Le coût de la vie étudiante a progressé de 1,66 % en 2026, selon l’enquête annuelle publiée lundi 17 août par l’Unef. Le syndicat affirme que les étudiants des Outre-mer supportent des dépenses annuelles supérieures de 314 à 408 euros à celles de leurs camarades installés dans l’Hexagone.

Après déduction des aides éventuellement perçues, le reste à charge mensuel atteindrait désormais 1 300 euros en moyenne par étudiant. Cela représente une augmentation de 74 euros par rapport à 2025. Depuis 2017, la hausse cumulée dépasserait 35 %, d’après les calculs de l’organisation étudiante.

L’Unef attribue cette progression aux loyers, aux transports et à l’alimentation. Dans le parc privé, le loyer moyen s’élèverait à 627,11 euros par mois, soit 2,87 % de plus en un an. En résidence universitaire du Crous, il atteindrait 426,36 euros, en hausse de 1,04 %.

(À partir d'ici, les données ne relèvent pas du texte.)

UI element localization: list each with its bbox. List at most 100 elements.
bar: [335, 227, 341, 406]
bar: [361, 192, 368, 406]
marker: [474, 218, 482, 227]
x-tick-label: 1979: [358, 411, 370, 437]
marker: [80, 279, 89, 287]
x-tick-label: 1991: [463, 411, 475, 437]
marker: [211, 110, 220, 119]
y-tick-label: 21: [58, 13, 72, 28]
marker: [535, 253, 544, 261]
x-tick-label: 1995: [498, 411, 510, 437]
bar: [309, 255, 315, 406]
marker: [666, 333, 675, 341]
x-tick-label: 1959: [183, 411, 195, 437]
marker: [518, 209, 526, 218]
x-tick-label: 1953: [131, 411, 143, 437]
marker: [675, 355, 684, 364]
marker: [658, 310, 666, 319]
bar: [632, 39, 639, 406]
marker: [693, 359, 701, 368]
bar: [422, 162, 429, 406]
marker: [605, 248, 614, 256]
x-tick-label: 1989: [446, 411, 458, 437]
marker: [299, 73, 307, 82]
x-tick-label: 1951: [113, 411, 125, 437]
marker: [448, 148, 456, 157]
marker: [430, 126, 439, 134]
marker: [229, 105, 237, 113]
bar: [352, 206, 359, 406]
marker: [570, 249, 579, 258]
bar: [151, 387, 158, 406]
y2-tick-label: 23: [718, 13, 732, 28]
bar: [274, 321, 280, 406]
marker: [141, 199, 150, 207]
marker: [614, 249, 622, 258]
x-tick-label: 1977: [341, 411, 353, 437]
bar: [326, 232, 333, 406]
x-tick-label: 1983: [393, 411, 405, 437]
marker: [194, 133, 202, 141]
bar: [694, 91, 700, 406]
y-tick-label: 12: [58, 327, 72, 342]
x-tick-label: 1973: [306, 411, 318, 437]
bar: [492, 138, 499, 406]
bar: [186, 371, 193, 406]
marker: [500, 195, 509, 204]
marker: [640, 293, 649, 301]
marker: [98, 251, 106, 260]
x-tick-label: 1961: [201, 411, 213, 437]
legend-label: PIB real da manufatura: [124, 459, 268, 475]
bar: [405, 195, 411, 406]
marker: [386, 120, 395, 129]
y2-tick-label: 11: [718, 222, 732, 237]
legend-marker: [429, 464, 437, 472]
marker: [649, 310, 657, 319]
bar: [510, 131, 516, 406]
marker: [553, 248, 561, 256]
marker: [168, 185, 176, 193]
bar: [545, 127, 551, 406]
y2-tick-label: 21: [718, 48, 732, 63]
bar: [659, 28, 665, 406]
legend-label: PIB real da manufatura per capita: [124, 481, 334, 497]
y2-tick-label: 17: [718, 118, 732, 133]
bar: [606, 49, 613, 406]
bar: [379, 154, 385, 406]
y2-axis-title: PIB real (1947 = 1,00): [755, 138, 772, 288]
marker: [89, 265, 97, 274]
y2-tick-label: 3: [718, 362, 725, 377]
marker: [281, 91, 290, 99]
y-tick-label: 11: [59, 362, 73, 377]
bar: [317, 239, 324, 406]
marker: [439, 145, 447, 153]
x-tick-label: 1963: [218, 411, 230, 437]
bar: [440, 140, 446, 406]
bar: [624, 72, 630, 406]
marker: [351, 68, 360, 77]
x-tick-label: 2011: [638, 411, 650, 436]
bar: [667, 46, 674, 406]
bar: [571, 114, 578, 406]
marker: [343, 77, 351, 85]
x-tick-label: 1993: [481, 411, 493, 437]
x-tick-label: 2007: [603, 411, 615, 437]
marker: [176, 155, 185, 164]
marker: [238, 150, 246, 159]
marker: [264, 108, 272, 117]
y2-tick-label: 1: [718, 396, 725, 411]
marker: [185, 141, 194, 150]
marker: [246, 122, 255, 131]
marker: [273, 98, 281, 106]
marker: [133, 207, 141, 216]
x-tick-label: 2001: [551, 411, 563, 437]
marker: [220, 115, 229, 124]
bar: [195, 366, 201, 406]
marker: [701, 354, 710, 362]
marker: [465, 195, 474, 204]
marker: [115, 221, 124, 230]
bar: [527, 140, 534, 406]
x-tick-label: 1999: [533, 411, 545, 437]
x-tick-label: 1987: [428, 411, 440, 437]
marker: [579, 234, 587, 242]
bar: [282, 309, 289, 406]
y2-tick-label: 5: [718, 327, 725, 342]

Des dépenses supplémentaires dans les Outre-mer

Le coût annuel des transports est évalué à 278,59 euros pour un étudiant non boursier, ce qui correspond à une augmentation de 2,29 %. Les prix des produits alimentaires auraient, quant à eux, progressé de 0,87 %.

Ces moyennes nationales masquent les difficultés propres aux territoires ultramarins. L’éloignement, le coût des déplacements, la cherté de certains produits et les contraintes du logement pèsent davantage sur le budget des familles. L’Unef considère ainsi les étudiants des Outre-mer comme les « grands oubliés des politiques publiques ».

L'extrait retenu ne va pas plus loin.